O Lord, You know; remember me and visit me, and take vengeance for me on my persecutors. Jeremiah 15:15 NKJV
Jeremiah is known as the “weeping prophet.” He preached for forty years without seeing any apparent fruit for his labors and sufferings among God’s people. They did not listen to his warnings, and they actively persecuted him. Someone has said, “If you want joy, serve sinners; if you want sorrow, serve the saints.” This may be hyperbole, but there is more than just an element of truth in it. Jeremiah’s heart for God’s people and his sorrow are summed up in his words, “Oh, that my head were waters, and my eyes a fountain of tears, that I might weep day and night for the slain of the daughter of my people!” (Jer. 9:1).
In some ways, Jeremiah’s ministry reflects that of Christ. When the Lord Jesus asked His disciples, “Who do men say that I, the Son of Man, am?” one of the answers was that He was “Jeremiah or one of the prophets” (Mt. 16:13–14). Jeremiah stands out here because the people saw in him a similarity to Christ. On many occasions in the Gospels, we see the sympathy, compassion, and tears of the Lord Jesus for the nation. Truly, He was the Man of Sorrows. Like Jeremiah, the people rejected Him, despised Him, and hid their faces from Him (Isa. 53:3).

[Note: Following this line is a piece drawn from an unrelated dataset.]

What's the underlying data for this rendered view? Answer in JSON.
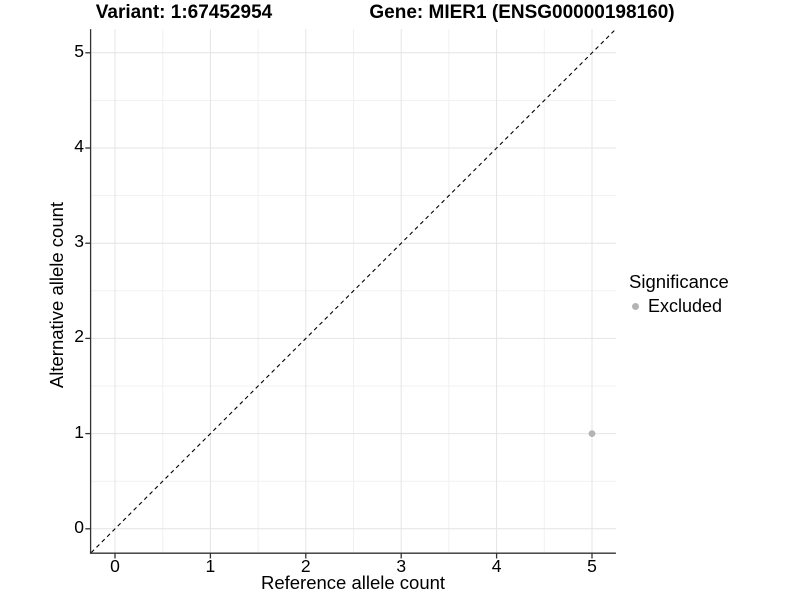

However, there are striking differences between Jeremiah and Christ. They threw Jeremiah down into the “mire” of a dungeon (Jer. 38:6), but they crucified the Lord of glory. Jeremiah was persecuted by a sinful disobedient people, but Christ bore the sins of that people. Jeremiah prayed to God, “Remember me and visit me, and take vengeance for me on my persecutors.” He asked for vengeance. The Lord Jesus, however, died for His enemies (Rom. 5:10). He asks them to participate in a holy meal, and to do so “in remembrance of Me.”